Feb. 21: “Le Semeur / The Sower” presented by Virginia Husting, Department of Sociology

Following the coup d’état of Dec. 2, 1851, French President Louis Napoleon Bonaparte was crowned Emperor Napoleon III, setting off a bloody campaign of repression to root out his opponents. In some regions, entire villages were cleared of their adult male population, leaving women and children to fend for themselves.

Marine Francen’s accomplished first feature uses this historical context and the true story of a man who wandered into a village exclusively occupied by women to explore female desire, solidarity and resilience, raising quietly radical philosophical and political questions.

Feb. 27: “120 Battements par minutes / 120 BPM”

“BPM” is a fictionalized account of the history of Act Up-Paris, the story of some of the great heroes of our era: the men and women who fought for the recognition and improved treatment of HIV and AIDS patients at a time when a diagnosis was a death sentence.

As an original member of Act Up, writer-director Robin Campillo brings a detailed, thoroughly researched authenticity to his reconstruction of the activist organization’s politically and emotionally charged group meetings, its colorful protests and the intimate relationships that bound the tight-knit group together.

Campillo divides the film in two sections, the first of which establishes Act Up’s historical importance by focusing on its internal dynamics and political actions, while the second delivers the emotional punch of its impact on individual fates through a love story between two of its members, one of whom is dying of AIDS.

film still

Feb. 28: “Le Grand Méchant Renard et d’autres contes / The Big Bad Fox” presented by Marie-Anne Glover, Department of World Languages

Adapted from an acclaimed series of comic books written and illustrated by co-director Benjamin Renner, “The Big Bad Fox and Other Tales” consists of three stories featuring a recurring cast of hapless farm animals.

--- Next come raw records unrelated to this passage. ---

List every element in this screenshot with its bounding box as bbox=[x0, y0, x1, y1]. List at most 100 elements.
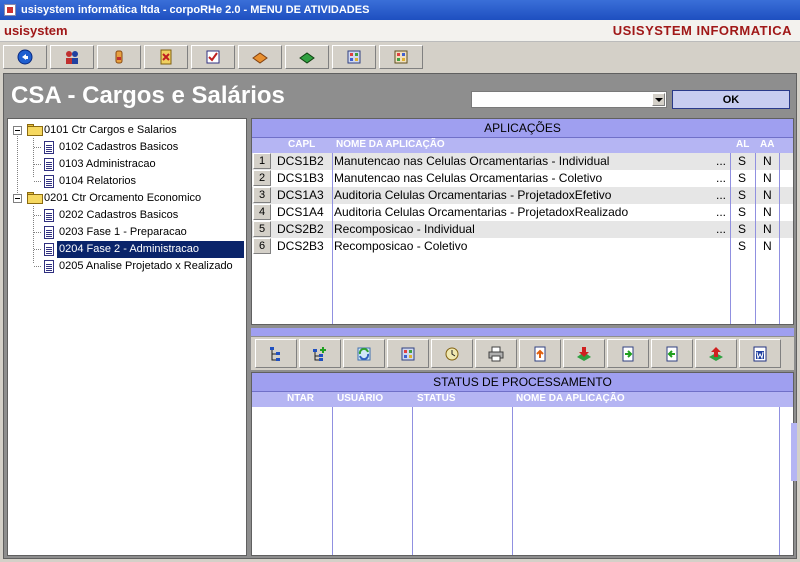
chevron-down-icon[interactable] bbox=[652, 93, 665, 106]
document-icon bbox=[44, 226, 54, 239]
tree-item-0103[interactable]: 0103 Administracao bbox=[8, 156, 246, 173]
calculator-button-2[interactable] bbox=[387, 339, 429, 368]
tree-add-button[interactable] bbox=[299, 339, 341, 368]
col-capl: CAPL bbox=[288, 139, 316, 150]
tree-item-0104[interactable]: 0104 Relatorios bbox=[8, 173, 246, 190]
scrollbar[interactable] bbox=[791, 423, 797, 481]
tree-item-0201[interactable]: 0201 Ctr Orcamento Economico bbox=[8, 190, 246, 207]
cell-capl: DCS1A4 bbox=[277, 205, 324, 219]
calculator-button[interactable] bbox=[332, 44, 376, 69]
cell-al: S bbox=[738, 171, 747, 185]
collapse-icon[interactable] bbox=[13, 194, 22, 203]
tree-item-label: 0101 Ctr Cargos e Salarios bbox=[44, 124, 177, 136]
print-button[interactable] bbox=[475, 339, 517, 368]
red-arrow-down-button[interactable] bbox=[563, 339, 605, 368]
document-icon bbox=[44, 158, 54, 171]
cell-ellipsis[interactable]: ... bbox=[716, 154, 726, 168]
table-row[interactable]: 5 DCS2B2 Recomposicao - Individual ... S… bbox=[252, 221, 793, 238]
module-select[interactable] bbox=[471, 91, 667, 108]
table-row[interactable]: 2 DCS1B3 Manutencao nas Celulas Orcament… bbox=[252, 170, 793, 187]
document-up-button[interactable] bbox=[519, 339, 561, 368]
row-number[interactable]: 5 bbox=[253, 221, 271, 237]
word-icon bbox=[753, 346, 767, 361]
tree-item-0204[interactable]: 0204 Fase 2 - Administracao bbox=[8, 241, 246, 258]
tree-item-0202[interactable]: 0202 Cadastros Basicos bbox=[8, 207, 246, 224]
cell-capl: DCS1B3 bbox=[277, 171, 324, 185]
cell-capl: DCS2B2 bbox=[277, 222, 324, 236]
users-icon bbox=[66, 50, 78, 64]
main-toolbar bbox=[0, 43, 800, 70]
red-arrow-up-button[interactable] bbox=[695, 339, 737, 368]
tree-item-0101[interactable]: 0101 Ctr Cargos e Salarios bbox=[8, 122, 246, 139]
cell-ellipsis[interactable]: ... bbox=[716, 188, 726, 202]
document-in-button[interactable] bbox=[607, 339, 649, 368]
cell-ellipsis[interactable]: ... bbox=[716, 205, 726, 219]
column-divider bbox=[512, 407, 513, 555]
hand-button[interactable] bbox=[97, 44, 141, 69]
tree-view-button[interactable] bbox=[255, 339, 297, 368]
row-number[interactable]: 2 bbox=[253, 170, 271, 186]
column-divider bbox=[779, 153, 780, 324]
tree-item-label: 0202 Cadastros Basicos bbox=[59, 209, 179, 221]
tree-item-0203[interactable]: 0203 Fase 1 - Preparacao bbox=[8, 224, 246, 241]
table-row[interactable]: 3 DCS1A3 Auditoria Celulas Orcamentarias… bbox=[252, 187, 793, 204]
green-book-button[interactable] bbox=[285, 44, 329, 69]
brand-right: USISYSTEM INFORMATICA bbox=[612, 23, 792, 38]
cell-al: S bbox=[738, 154, 747, 168]
window-title: usisystem informática ltda - corpoRHe 2.… bbox=[21, 4, 370, 16]
back-button[interactable] bbox=[3, 44, 47, 69]
tree-item-label: 0104 Relatorios bbox=[59, 175, 137, 187]
red-arrow-down-icon bbox=[577, 346, 591, 361]
cell-nome: Manutencao nas Celulas Orcamentarias - I… bbox=[334, 154, 610, 168]
exit-button[interactable] bbox=[144, 44, 188, 69]
folder-icon bbox=[27, 192, 43, 204]
document-icon bbox=[44, 243, 54, 256]
col-usuario: USUÁRIO bbox=[337, 393, 384, 404]
book-button[interactable] bbox=[238, 44, 282, 69]
cell-capl: DCS2B3 bbox=[277, 239, 324, 253]
row-number[interactable]: 4 bbox=[253, 204, 271, 220]
col-aa: AA bbox=[760, 139, 775, 150]
document-icon bbox=[44, 260, 54, 273]
collapse-icon[interactable] bbox=[13, 126, 22, 135]
cell-al: S bbox=[738, 239, 747, 253]
table-row[interactable]: 1 DCS1B2 Manutencao nas Celulas Orcament… bbox=[252, 153, 793, 170]
row-number[interactable]: 1 bbox=[253, 153, 271, 169]
processing-status-table: STATUS DE PROCESSAMENTO NTAR USUÁRIO STA… bbox=[251, 372, 794, 556]
cell-al: S bbox=[738, 222, 747, 236]
refresh-button[interactable] bbox=[343, 339, 385, 368]
cell-ellipsis[interactable]: ... bbox=[716, 222, 726, 236]
document-up-icon bbox=[534, 346, 546, 361]
document-icon bbox=[44, 175, 54, 188]
table-row[interactable]: 6 DCS2B3 Recomposicao - Coletivo S N bbox=[252, 238, 793, 255]
cell-al: S bbox=[738, 188, 747, 202]
hand-icon bbox=[115, 50, 123, 63]
tree-item-label: 0204 Fase 2 - Administracao bbox=[57, 241, 244, 258]
cell-aa: N bbox=[763, 188, 772, 202]
cell-ellipsis[interactable]: ... bbox=[716, 171, 726, 185]
ok-button[interactable]: OK bbox=[672, 90, 790, 109]
calculator-alt-button[interactable] bbox=[379, 44, 423, 69]
book-icon bbox=[252, 51, 268, 64]
status-title: STATUS DE PROCESSAMENTO bbox=[252, 373, 793, 392]
document-out-button[interactable] bbox=[651, 339, 693, 368]
page-title: CSA - Cargos e Salários bbox=[11, 82, 285, 109]
applications-table: APLICAÇÕES CAPL NOME DA APLICAÇÃO AL AA … bbox=[251, 118, 794, 325]
schedule-button[interactable] bbox=[431, 339, 473, 368]
folder-icon bbox=[27, 124, 43, 136]
tree-item-0205[interactable]: 0205 Analise Projetado x Realizado bbox=[8, 258, 246, 275]
activity-tree: 0101 Ctr Cargos e Salarios 0102 Cadastro… bbox=[7, 118, 247, 556]
checklist-button[interactable] bbox=[191, 44, 235, 69]
column-divider bbox=[755, 153, 756, 324]
row-number[interactable]: 6 bbox=[253, 238, 271, 254]
row-number[interactable]: 3 bbox=[253, 187, 271, 203]
cell-capl: DCS1B2 bbox=[277, 154, 324, 168]
word-button[interactable] bbox=[739, 339, 781, 368]
status-header: NTAR USUÁRIO STATUS NOME DA APLICAÇÃO bbox=[252, 392, 793, 407]
users-button[interactable] bbox=[50, 44, 94, 69]
title-bar: usisystem informática ltda - corpoRHe 2.… bbox=[0, 0, 800, 20]
calculator-icon bbox=[347, 50, 361, 63]
document-icon bbox=[44, 141, 54, 154]
table-row[interactable]: 4 DCS1A4 Auditoria Celulas Orcamentarias… bbox=[252, 204, 793, 221]
tree-item-0102[interactable]: 0102 Cadastros Basicos bbox=[8, 139, 246, 156]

Combining an infectious warmth and a surprising slapstick sensibility, “The Big Bad Fox” is a treat for the whole family. Directors: Benjamin Renner and Patrick Imbert

March 5: “Stavisky” presented by Ru Wood, Department of Theatre, Film and Creative Writing

This overlooked entry in Alain Resnais’s filmography deals with the months leading up to the death of the financier and embezzler Alexandre Stavisky on Jan. 8, 1934, the mysterious circumstances of which led to riots and the fall of France’s radical leftist government.

Resnais places Stavisky’s increasingly brazen schemes and eventual downfall in parallel with Leon Trotsky’s exile in France, creating a chilling picture of a tipping point in European history when utopian socialist hopes gave way to fascism and idealism succumbed to cynicism. Yet the film is also a deeply engrossing psychological portrait of a Gatsby-like character obsessed with death but otherwise convinced the world will bend to his will.

Mar 6: “Visages Villages / Faces Places” presented by Mariah Devereux Herbeck, Department of World Languages

With “Faces, Places,” 89-year-old powerhouse Agnès Varda teams with the world-famous young street artist JR to make a film as wide-ranging as it is personal, as fanciful as it is pointed. Setting off on French country roads to find subjects for JR’s trademark mural-size portrait photographs, the two artists focus on people generally outside of the spotlight: retired miners, factors workers, the wives of dockers and farmers.

Each encounter fills in another piece of an idiosyncratic portrait of modern-day France, as well as the evolving relationship between open-hearted Agnès Varda and mysterious JR. “Faces, Places” was nominated for an Academy Award for the Best Documentary of 2017.

Tournées Film Festival is a program of the FACE Foundation, in partnership with the Cultural Services of the French Embassy, which aims to bring French cinema to American colleges and university campuses. The festival reflects the diversity and the richness of French cinema through various genres – fiction, documentary, animation and repertory films – giving participants the opportunity to expand their programming and for audiences to experience French cinema through a wider lens.